French President Emmanuel Macron won the election last May mainly because he vowed to “defend France, defend Europe, and strengthen links between Europe and its people.” Since he took power, he has expounded on how to reshape Europe and called for closer EU integration with Germany. However, Angela Merkel gave a restrained response after winning a fourth term as German chancellor last September, because of her difficulty in forming a new cabinet and strategic considerations. After all, revitalizing Europe is not as easy as formulating a new Elysee Treaty signed by France and Germany in 1963, as Europe and the world have undergone tremendous change after WWII.
France and Germany find it hard to coordinate. They cooperated to promote EU integration for their own interests. Back then, former French president Charles de Gaulle did his utmost to prevent Germany from establishing a central government that could easily mobilize the public, put its industry under control of multiple countries and its regions adjacent to France within Paris’ jurisdiction. But his plan was rejected by the US and Britain due to its weak national strength.
In addition, given the rapid change in international political landscape, Washington and London changed their policy toward Germany and supported its development in the early 1950s, in a bid to turn the country into an outpost for countering Eastern Europe led by the Soviet Union. In this context, France had to adjust its German policy and give effect to Berlin’s EU integration.
French policy was embraced by Germany whose economy grew rapidly after 1945 but which was still politically isolated for its wartime crimes. In fact, by seeking reconciliation with France, Germany took a major step forward toward a normal country. The Franco-German relationship then featured mutual help and acted as a driving force for EU integration.

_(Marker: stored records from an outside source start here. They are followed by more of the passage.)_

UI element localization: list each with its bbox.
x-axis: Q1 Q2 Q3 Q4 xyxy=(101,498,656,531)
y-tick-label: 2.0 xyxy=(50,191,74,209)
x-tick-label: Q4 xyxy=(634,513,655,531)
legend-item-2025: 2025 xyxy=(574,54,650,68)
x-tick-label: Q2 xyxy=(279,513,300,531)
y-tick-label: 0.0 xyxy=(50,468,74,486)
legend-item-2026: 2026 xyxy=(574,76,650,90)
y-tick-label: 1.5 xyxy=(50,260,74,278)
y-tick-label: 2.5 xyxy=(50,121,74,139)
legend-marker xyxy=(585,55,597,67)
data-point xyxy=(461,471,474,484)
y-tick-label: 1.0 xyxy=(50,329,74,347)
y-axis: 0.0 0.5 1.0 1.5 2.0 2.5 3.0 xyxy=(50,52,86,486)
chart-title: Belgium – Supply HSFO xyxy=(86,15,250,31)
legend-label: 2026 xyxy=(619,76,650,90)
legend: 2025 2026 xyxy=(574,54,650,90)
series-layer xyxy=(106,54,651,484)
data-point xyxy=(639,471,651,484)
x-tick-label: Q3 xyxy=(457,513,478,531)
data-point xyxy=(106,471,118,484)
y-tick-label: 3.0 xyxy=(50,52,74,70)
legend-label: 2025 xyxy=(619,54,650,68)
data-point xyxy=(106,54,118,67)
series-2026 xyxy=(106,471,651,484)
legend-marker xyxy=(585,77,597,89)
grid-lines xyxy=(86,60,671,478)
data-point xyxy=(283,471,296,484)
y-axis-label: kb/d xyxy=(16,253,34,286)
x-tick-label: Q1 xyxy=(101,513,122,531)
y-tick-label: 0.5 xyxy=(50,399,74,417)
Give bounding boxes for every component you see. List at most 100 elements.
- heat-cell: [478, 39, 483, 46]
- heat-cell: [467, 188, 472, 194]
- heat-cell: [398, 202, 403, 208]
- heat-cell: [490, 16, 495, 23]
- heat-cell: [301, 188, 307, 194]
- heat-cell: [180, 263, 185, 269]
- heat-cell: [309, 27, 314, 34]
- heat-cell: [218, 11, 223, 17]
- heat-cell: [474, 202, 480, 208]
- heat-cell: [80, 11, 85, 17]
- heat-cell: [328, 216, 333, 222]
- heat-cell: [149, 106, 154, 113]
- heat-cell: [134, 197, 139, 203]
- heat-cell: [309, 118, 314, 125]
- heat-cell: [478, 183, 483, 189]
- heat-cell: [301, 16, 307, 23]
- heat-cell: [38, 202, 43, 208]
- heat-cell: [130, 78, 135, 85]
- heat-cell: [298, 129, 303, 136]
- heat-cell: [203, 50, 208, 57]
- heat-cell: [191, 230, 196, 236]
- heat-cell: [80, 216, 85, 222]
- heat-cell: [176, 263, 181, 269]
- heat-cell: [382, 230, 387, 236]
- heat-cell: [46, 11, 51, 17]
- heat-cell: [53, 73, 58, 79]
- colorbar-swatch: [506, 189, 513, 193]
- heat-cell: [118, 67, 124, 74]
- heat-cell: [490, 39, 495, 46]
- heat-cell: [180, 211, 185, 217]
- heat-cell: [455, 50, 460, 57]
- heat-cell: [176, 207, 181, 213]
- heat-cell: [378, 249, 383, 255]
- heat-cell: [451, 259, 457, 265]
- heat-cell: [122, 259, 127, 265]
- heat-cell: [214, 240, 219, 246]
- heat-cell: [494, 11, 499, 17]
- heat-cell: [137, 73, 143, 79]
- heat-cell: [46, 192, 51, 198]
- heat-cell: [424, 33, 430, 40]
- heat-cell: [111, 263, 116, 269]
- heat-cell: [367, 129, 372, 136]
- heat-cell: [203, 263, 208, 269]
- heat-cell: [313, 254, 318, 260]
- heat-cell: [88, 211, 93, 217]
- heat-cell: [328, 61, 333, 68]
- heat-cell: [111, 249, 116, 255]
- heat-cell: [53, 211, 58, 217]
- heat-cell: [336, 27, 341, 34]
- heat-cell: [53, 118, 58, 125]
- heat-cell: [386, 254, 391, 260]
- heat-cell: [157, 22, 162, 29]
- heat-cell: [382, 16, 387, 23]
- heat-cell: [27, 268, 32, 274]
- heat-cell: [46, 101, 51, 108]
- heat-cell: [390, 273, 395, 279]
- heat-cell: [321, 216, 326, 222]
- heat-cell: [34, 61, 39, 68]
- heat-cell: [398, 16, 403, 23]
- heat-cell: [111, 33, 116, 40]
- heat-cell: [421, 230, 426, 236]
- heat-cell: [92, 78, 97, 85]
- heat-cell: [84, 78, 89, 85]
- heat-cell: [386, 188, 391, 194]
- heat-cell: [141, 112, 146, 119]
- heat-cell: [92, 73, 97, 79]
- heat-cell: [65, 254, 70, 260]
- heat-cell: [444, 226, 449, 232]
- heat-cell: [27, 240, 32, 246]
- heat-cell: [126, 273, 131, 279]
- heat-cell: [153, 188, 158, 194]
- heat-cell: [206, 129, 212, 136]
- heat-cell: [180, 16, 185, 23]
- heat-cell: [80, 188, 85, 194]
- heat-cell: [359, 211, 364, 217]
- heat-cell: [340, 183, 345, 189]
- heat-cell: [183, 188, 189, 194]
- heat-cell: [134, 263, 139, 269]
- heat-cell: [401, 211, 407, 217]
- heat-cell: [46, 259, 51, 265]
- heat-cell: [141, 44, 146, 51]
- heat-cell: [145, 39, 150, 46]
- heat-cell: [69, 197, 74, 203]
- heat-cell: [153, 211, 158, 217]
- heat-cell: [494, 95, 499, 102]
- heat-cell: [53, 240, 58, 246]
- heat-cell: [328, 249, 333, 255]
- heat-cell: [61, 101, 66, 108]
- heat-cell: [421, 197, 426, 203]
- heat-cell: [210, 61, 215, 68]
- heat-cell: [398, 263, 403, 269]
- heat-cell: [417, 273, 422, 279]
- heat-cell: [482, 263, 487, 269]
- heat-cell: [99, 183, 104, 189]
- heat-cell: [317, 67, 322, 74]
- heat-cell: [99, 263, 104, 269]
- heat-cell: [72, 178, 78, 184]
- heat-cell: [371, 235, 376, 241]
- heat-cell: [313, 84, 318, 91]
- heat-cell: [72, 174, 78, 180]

After the end of the Cold War, Germany became a normal state and enjoyed stronger national power and increasing global influence. By contrast, France was declining internationally. As a result, Germany has played a leading role in the EU.
It’s natural that Germany is cautious about Macron’s push for revitalizing Europe. German negotiations on forming a coalition government stymied France’s economic proposals for eurozone. Perhaps Berlin doesn’t want to contribute without getting proportionate decision-making rights.
Other EU member states harbor mixed feelings toward the role of France and Germany, especially the latter, as the EU’s growth driver. They are not sure whether Germany can lead Europe.
Despite enormous contribution in addressing the debt crisis of European countries like Greece, Germany has faced strong adverse reactions in these countries. In Greece, protesters carried posters comparing Merkel to Hitler in Athens. Some EU members called for German WWII reparations. Germany has to tackle unresolved historical issues before leading Europe.
Similarly, Germany provided substantial financial support to deal with the refugee crisis, but in return faced criticism or even resistance, as well as media attack from the countries involved. A series of distorted reports from some Eastern European countries, dug out by German media last July, claimed that “Germany attempts to occupy Eastern Europe through the EU” and “Europe is under control of Berlin.” Western and Southern European states also worried Germany and France would impose their will on others.
The EU integration progress is determined by domestic conditions of member countries. For Germany and France, ensuring a sound domestic environment is the prerequisite for leading the EU.
Since he assumed office, Macron has strived to promote reform to make the economy head in a positive direction. However, it is uncertain whether his new plans to cut over 100,000 jobs in the French public sector would trigger a backlash. His cancellation of the Notre-Dames-des-Landes airport project last month caused doubt among the French public whether Macron would back off if his reforms face enormous hurdles.
Paris and Berlin are clear that EU integration is closely related to the international environment. They strive to play a bigger role in the global arena through Europe or even benefit more from the increasingly fierce global competition. But treating the EU as a tool to gain benefits widens the rift inside the bloc. EU integration is also facing strong headwinds from the US and Britain.
Push for closer EU integration is restricted by various factors. Yet what’s predominant is still domestic problems of EU members. The key to revitalizing Europe lies in addressing financial and refugee crisis plaguing the bloc, spurring economic growth and meeting people’s demand for education, employment and security.